Let's try grouping the data-frame, instead, to see how different titles compare in terms of the number of ratings. Group by `Title` and then take the top 10 items by number of reviews. We can see here the most popularly-reviewed titles.

In [20]:
ratings_by_title=data.groupby('Title').size()
ratings_by_title.sort_values(ascending=False).head(10)

Title
American Beauty (1999)                                   3428
Star Wars: Episode IV - A New Hope (1977)                2991
Star Wars: Episode V - The Empire Strikes Back (1980)    2990
Star Wars: Episode VI - Return of the Jedi (1983)        2883
Jurassic Park (1993)                                     2672
Saving Private Ryan (1998)                               2653
Terminator 2: Judgment Day (1991)                        2649
Matrix, The (1999)                                       2590
Back to the Future (1985)                                2583
Silence of the Lambs, The (1991)                         2578
dtype: int64

Similarly, we can filter our grouped data-frame to get all titles with a certain number of reviews. Filter the dataset to get all movie titles such that the number of reviews is >= 2500.

## Question 1

Create a ratings matrix using Numpy. This matrix allows us to see the ratings for a given movie and user ID. Every element $[i,j]$ is a rating by user $i$ for movie $j$. Print the **shape** of the matrix produced.

**Notes:**
- Do *not* use `pivot_table`.
- A ratings matrix is *not* the same as `ratings_data` from above.
- If you're stuck, you might want to look into the `np.ndarray` datatype and how to create one of the desired shape.
- Every review lies between 1 and 5, and thus fits within a `uint8` datatype, which you can specify to numpy.

In [None]:
# Create the matrix

In [None]:
# Print the shape

## Question 2

Normalize the ratings matrix (created in **Question 1**) using Z-score normalization. While we can't use `sklearn`'s `StandardScaler` for this step, we can do the statistical calculations ourselves to normalize the data.

Before you start:
- All of the `NaN` values in the dataset should be replaced with the average rating for the given movie. This is a complex topic, but for our case replacing empty values with the mean will make it so that the absence of a rating doesn't affect the overall average, and it provides an "expected value" which is useful for computing correlations and recommendations in later steps. 
- Your first step should be to get the average of every *column* of the ratings matrix (we want an average by title, not just by user!).
- Second, we want to subtract the average from the original ratings thus allowing us to get a mean of 0 in every row. It may be very close but not exactly zero because of the limited precision `float`s allow.
- Lastly, divide this by the standard deviation of the *column*

- While creating the ratings matrix, you might not get any NaN values but if you look closely, you will see 0 values. This should be treated as NaN values as the original data does not have 0 rating. This should be replaced by the average.

## Question 3

We're now going to perform Singular Value Decomposition (SVD) on the normalized ratings matrix from the previous question. Perform the process using numpy, and along the way print the shapes of the $U$, $S$, and $V$ matrices you calculated.

In [None]:
# Compute the SVD of the normalised matrix

In [None]:
# Print the shapes

## Question 4

Reconstruct four rank-k rating matrix $R_k$, where $R_k = U_kS_kV_k^T$ for k = [100, 1000, 2000, 3000]. Using each of $R_k$ make predictions for 3 users (select them from the dataset) for the movie with ID 1377 (Batman Returns).

## Question 5

### Cosine Similarity
Cosine similarity is a metric used to measure how similar two vectors are. Mathematically, it measures the cosine of the angle between two vectors projected in a multi-dimensional space. Cosine similarity is high if the angle between two vectors is 0, and the output value ranges within $cosine(x,y) \in [0,1]$. $0$ means there is no similarity (perpendicular), where $1$ (parallel) means that both the items are 100% similar.
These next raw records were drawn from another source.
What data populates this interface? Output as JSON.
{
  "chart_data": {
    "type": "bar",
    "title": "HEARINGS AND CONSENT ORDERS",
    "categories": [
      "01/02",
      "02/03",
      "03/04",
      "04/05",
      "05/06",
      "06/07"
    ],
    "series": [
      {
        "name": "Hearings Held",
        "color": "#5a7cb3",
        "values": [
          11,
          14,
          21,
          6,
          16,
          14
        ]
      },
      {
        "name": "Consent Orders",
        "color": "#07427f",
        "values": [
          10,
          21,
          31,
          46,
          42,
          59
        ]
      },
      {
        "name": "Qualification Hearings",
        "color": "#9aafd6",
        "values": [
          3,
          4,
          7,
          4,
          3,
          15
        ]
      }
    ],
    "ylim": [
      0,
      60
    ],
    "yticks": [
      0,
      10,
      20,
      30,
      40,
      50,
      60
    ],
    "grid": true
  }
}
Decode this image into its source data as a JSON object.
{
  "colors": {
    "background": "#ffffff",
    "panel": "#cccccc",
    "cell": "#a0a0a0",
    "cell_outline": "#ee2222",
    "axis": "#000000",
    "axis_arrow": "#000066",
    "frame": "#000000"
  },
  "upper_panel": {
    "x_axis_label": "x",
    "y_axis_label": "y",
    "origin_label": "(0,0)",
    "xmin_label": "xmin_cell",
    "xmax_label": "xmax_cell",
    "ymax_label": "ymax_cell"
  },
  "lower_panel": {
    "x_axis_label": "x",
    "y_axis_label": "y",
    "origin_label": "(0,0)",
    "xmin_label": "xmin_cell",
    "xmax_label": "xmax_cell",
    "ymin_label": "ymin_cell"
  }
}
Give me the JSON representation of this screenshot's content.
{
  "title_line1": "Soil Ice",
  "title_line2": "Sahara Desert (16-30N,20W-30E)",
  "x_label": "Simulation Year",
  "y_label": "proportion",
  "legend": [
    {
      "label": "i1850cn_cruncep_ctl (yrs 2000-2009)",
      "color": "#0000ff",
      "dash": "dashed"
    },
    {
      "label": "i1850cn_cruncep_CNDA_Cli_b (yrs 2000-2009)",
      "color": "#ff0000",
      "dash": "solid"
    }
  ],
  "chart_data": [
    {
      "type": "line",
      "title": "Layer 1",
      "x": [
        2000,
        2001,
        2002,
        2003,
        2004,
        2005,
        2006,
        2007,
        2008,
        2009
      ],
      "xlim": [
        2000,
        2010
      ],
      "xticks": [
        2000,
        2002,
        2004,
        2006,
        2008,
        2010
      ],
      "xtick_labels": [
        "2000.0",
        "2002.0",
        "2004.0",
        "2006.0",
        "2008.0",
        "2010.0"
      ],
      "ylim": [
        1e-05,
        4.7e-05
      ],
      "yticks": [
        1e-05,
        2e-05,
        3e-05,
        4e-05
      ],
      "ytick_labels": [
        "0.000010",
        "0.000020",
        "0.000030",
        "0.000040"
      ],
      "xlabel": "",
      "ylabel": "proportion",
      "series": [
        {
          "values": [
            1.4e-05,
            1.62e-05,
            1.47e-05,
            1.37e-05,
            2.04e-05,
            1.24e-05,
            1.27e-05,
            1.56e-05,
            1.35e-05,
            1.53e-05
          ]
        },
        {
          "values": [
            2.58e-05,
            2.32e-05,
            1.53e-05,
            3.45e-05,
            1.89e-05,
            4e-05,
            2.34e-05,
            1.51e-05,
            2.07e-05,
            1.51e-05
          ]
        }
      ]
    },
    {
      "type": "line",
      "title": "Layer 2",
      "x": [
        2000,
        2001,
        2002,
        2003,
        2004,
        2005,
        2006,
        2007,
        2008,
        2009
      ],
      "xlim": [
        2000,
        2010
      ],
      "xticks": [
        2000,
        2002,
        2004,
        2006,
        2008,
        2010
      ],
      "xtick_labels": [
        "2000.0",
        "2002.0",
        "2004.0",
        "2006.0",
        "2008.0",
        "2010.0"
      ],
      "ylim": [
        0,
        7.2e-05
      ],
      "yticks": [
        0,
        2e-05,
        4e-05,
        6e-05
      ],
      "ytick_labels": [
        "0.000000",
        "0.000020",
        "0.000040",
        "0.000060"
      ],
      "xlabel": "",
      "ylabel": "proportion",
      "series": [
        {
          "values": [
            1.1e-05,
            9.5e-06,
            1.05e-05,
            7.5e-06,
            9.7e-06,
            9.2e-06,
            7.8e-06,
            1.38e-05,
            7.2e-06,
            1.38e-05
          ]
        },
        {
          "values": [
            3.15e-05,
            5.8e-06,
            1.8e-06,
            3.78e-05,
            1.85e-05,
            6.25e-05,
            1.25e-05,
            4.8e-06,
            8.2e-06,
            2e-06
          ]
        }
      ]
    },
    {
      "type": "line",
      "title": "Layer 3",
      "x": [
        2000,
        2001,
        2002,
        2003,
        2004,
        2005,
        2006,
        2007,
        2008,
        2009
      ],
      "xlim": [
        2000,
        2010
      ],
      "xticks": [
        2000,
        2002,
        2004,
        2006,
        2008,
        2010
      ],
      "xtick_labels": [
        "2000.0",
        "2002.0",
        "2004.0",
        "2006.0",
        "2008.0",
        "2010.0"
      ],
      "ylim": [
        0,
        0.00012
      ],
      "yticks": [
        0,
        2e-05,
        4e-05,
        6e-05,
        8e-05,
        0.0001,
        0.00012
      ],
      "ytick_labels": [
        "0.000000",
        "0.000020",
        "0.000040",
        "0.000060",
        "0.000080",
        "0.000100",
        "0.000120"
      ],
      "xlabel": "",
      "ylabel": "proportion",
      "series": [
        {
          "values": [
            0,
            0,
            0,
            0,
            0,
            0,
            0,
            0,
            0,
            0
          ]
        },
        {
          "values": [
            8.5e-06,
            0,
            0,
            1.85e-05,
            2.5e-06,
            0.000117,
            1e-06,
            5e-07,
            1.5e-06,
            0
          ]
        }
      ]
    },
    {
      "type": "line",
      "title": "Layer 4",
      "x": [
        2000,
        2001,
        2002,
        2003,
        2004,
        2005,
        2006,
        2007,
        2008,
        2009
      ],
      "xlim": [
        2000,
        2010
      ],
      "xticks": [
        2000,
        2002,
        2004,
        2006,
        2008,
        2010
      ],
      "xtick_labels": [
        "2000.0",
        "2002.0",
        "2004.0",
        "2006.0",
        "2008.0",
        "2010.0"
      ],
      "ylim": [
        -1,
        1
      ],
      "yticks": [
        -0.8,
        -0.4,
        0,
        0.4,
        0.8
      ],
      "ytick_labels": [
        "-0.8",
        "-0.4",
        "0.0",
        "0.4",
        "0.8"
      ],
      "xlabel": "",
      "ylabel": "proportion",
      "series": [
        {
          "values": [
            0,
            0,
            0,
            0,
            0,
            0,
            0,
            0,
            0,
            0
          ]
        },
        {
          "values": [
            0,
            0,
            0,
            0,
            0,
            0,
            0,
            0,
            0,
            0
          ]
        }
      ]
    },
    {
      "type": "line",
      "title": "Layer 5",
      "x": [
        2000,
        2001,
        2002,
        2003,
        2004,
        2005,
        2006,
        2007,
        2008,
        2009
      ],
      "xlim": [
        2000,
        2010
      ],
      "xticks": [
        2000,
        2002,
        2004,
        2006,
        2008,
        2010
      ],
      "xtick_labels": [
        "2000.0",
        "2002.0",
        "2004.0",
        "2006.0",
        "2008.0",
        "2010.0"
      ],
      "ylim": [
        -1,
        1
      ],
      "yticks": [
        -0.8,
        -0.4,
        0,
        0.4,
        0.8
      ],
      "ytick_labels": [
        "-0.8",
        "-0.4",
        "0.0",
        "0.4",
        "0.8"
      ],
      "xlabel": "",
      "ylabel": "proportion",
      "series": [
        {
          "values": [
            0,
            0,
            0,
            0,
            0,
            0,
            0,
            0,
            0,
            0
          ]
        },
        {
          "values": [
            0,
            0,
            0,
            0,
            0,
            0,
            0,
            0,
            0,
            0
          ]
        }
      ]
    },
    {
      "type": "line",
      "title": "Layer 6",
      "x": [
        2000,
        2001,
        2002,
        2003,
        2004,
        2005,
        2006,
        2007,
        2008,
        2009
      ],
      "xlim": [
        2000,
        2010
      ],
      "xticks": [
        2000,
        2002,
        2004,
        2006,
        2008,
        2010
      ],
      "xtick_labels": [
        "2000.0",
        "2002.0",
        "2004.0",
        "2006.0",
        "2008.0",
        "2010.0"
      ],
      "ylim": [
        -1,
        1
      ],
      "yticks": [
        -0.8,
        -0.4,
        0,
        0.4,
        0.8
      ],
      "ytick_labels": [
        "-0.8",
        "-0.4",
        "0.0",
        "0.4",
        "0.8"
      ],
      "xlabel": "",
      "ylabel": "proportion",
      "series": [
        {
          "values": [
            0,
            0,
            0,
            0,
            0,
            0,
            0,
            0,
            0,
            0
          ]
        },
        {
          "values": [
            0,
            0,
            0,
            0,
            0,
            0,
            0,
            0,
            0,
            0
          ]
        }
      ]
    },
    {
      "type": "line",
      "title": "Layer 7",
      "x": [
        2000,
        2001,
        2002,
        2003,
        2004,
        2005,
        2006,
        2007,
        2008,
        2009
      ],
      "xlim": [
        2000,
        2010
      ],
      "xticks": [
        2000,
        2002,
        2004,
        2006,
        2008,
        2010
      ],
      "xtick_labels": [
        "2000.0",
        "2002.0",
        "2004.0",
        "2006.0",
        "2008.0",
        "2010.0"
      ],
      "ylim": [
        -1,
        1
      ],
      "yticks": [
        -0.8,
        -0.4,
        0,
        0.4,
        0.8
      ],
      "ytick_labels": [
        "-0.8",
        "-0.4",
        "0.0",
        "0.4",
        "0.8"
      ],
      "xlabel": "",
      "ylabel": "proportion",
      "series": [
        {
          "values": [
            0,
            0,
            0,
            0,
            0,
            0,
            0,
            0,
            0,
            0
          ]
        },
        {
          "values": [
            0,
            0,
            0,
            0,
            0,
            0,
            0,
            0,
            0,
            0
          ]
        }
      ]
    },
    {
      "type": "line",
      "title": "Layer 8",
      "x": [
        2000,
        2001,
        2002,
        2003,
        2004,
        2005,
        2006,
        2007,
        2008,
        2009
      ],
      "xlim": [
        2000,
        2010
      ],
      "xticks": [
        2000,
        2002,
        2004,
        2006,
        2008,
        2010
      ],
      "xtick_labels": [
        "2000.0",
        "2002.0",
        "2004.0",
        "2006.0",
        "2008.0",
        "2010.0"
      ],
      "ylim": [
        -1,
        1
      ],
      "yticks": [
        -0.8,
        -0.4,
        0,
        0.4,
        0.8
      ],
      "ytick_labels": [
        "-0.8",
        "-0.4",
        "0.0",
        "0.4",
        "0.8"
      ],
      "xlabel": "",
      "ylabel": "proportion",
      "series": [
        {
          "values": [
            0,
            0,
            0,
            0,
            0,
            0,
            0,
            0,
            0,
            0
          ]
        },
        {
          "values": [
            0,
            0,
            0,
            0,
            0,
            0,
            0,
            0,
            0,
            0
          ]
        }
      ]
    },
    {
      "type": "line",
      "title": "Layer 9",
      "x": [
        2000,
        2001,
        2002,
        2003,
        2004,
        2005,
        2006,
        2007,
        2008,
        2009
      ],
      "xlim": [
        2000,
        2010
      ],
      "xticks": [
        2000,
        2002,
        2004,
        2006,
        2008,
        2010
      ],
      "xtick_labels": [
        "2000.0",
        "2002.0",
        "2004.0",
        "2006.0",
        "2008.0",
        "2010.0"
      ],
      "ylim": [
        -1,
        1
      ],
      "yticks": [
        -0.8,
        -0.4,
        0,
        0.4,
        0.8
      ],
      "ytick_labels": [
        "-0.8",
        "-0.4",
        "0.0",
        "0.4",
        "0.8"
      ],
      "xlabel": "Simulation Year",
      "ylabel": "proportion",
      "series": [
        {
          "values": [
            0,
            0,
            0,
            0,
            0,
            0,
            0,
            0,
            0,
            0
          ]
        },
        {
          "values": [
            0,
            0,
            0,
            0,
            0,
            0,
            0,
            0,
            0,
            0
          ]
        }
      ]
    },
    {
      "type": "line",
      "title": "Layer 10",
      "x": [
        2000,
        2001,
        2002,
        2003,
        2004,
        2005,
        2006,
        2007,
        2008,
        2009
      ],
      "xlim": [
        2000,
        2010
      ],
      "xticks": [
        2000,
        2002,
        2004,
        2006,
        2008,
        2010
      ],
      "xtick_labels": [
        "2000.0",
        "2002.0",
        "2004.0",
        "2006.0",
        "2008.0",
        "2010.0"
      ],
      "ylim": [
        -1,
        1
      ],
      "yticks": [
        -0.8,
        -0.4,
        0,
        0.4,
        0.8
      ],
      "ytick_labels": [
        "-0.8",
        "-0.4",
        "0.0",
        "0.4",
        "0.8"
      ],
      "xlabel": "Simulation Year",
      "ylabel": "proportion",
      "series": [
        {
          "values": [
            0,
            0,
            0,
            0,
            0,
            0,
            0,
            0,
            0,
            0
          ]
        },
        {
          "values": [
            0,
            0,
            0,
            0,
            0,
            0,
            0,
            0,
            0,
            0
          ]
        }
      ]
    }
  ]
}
$$ cosine(x,y) = \frac{x^T y}{||x|| ||y||}  $$

**Based on the reconstruction rank-1000 rating matrix $R_{1000}$ and the cosine similarity,** sort the movies which are most similar. You will have a function `top_cosine_similarity` which sorts data by its similarity to a movie with ID `movie_id` and returns the top $n$ items, and a second function `print_similar_movies` which prints the titles of said similar movies. Return the top 5 movies for the movie with ID `1377` (*Batman Returns*):

In [None]:
# Sort the movies based on cosine similarity
def top_cosine_similarity(data, movie_id, top_n=5):
    # Movie id starts from 1
    #Use the calculation formula above
    pass
def print_similar_movies(movie_data,movieID,top_indexes):
    print('Most Similar movies: ')

# Print the top 5 movies for Batman Returns
movie_id = 1377